Three further items from Zoharum which arrived 25 October 2024.
While this Zoharum label likes to promote Polish talent, it’s not so insular as to exclude other European talents from its roster…such a one is b°tong, a new name to me, but the solo genius behind it Chris Sigdell of Switzerland has been active under this name since 2005 and notched up 30 albums in that time. Sigdell also used to be in NID and Leaden Fumes, the latter a famed Swiss doom-sludge band who grew out of the earlier band Phased, one of the original stone-core groups of that Alpine region. Actually Sigdell is a 1980s veteran with an impressive pedigree. On today’s item Mass (ZOHAR 326-2) – sometimes printed in curly brackets – he presents a double-disc helping of incredibly atmospheric, ultra-layered drone, somehow managing to evoke infinite stretches of time and space with his delicate, but well-constructed, music. Where mediocre droners dream of glimpsing “the beyond”, they can produce suffocating and flat results with their unimaginative settings, but b°tong is the real deal. There may be guitars, vocals, synths, samples and field recordings buried in these scaperings, but one isn’t concerned to disentangle the harmonious blends, rather to wander lost inside them for the next few decades. I’d like to say that the title Mass implies a holy rite from a lost Eastern European strain of extreme Catholicism, but the underpinning meanings to this work are far from clear-cut; there are some simple contrasting images, such as the Goddess of Light telling us “Behold the Sky is Black”, and a fleeting reference to heavenly signs, but our man remains gnostic and unknowable in his intentions. “Together they form a coherent whole”, so the label informs us about these two sessions recorded one year apart, and also indicate that a story is being told across the two discs. If they are right, it’s a very slow-moving epic, but a compelling one.
Ulesa sailed across the Baltic sea in 2021 with their debut, a not-unlikeable set of loops and voices swaddled in the usual ambient blacktiude that this label relishes so much. We noted their mysterious non-identity and no-title strategy back then, which continues with their second offering, except we now learn Ulesa are a mystery trio and the vocalist (on today’s record at any rate) is Ania Grąbczewska from Szklane Oczy, the under-performing coldwave rock group from Poland. The music on II (ZOHAR 331-2) is shrouded in fogs and soft edges, with even the percussive beats muffled by these heavy grey clouds, but that makes a change to being slammed in the ribcage by the beats of Larmo and others of that ilk. It’s nice when a trumpet or voice suddenly emerges from the murk to greet you in the morning air.

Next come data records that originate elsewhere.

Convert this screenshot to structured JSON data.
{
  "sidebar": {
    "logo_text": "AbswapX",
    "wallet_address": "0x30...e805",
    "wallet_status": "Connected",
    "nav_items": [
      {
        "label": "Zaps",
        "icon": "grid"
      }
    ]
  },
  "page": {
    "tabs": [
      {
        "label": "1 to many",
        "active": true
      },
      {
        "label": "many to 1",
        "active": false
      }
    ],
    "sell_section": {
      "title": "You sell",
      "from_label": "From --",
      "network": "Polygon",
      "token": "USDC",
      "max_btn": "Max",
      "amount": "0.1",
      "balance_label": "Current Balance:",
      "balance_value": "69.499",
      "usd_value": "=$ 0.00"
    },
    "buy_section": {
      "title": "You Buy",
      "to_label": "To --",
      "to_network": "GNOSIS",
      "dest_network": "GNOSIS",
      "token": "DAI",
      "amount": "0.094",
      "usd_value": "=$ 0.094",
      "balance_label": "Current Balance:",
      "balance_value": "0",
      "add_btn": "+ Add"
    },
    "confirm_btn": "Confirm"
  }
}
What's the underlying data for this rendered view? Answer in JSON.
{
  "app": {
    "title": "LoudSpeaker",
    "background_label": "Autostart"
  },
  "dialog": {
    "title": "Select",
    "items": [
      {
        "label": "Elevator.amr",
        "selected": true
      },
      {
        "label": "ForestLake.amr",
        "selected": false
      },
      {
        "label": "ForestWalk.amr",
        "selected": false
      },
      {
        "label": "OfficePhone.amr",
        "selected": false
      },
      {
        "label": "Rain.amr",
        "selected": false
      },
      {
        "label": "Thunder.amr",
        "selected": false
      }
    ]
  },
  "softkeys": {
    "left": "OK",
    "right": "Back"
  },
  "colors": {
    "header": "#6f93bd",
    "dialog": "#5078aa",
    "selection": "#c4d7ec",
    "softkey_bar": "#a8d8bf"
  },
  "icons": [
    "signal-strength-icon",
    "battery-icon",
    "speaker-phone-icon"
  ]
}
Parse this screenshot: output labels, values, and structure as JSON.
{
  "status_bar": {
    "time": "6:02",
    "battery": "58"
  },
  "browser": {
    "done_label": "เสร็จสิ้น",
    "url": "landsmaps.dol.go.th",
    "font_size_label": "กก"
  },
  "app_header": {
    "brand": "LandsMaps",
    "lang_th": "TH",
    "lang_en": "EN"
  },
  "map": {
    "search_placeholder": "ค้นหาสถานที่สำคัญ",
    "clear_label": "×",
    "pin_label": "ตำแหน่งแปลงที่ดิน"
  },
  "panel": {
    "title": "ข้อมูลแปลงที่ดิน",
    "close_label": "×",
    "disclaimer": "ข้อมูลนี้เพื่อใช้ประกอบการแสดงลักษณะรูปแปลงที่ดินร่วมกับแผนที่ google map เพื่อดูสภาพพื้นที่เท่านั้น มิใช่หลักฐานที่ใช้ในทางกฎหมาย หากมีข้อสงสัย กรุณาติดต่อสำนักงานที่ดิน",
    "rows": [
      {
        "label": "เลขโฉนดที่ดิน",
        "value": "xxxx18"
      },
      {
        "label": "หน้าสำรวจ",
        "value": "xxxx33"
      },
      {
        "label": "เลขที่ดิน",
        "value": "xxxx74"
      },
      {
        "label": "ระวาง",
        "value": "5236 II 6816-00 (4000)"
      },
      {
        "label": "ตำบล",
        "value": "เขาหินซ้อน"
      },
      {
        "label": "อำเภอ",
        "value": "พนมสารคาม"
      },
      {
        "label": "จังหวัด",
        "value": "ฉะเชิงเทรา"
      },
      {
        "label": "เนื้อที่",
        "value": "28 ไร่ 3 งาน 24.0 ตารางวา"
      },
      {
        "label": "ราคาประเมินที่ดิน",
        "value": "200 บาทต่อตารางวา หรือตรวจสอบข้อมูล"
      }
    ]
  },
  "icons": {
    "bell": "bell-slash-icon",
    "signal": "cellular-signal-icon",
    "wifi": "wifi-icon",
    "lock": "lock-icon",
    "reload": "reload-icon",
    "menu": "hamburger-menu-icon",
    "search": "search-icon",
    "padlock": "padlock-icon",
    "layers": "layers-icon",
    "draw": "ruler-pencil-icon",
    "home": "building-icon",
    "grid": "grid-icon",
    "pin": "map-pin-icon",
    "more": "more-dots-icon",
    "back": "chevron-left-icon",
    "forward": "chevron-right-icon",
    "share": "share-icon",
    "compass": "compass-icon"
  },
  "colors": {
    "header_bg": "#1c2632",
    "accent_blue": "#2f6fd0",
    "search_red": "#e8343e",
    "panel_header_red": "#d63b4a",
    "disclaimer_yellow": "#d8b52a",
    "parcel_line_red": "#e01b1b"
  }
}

Brume here with Synchronicity & Wandering Current (ZOHAR 338-2). Myself, I never really went overboard for this French solo act by Christian Renou, although he’s well regarded and has smothered all of Europe with cassette releases since 1985 or earlier. Operating somewhere to the left of industrial hideosity and an update on classic musique concrète, Brume has managed to hammer out his own railway through the untamed territories of abstract sound. In my ignorance I thought he’d retired or otherwise given up long ago, and was half-expecting a long and stern droning episode on this single-track 57:54 minute item. Instead it turns out to be a very inventive and imaginative sound collage thing. The source materials are fascinating and odd and very surprising, and evidently assembled with tremendous care. The suite divides into three named ‘chapters’, and one can credit the idea that a layered narrative is being assembled, albeit one more informed by Burroughs and Beckett than by John Grisham. That comparison may suggest a tendency towards absurdity or mind-scrambling nonsense, but we’re very far away from Bladder Flask’s ultra-random cutup technique here. Amazingly, Hastings Of Malawi (who’s been enjoying a purple patch of creativity lately) is a contributor, adding voice and electronic sounds; there’s also Pat’ Blanch and Patrick Mazaltarim on saxophone, whose toots occasionally lift us out of crazy-sampling tape-edit genius into a free improv region. As for the cover art! Well, those nudes come from the scrap-books of Françoise Duvivier, who also makes dolls and masks, and has done quite a few covers for Brume over the years. Excellent release.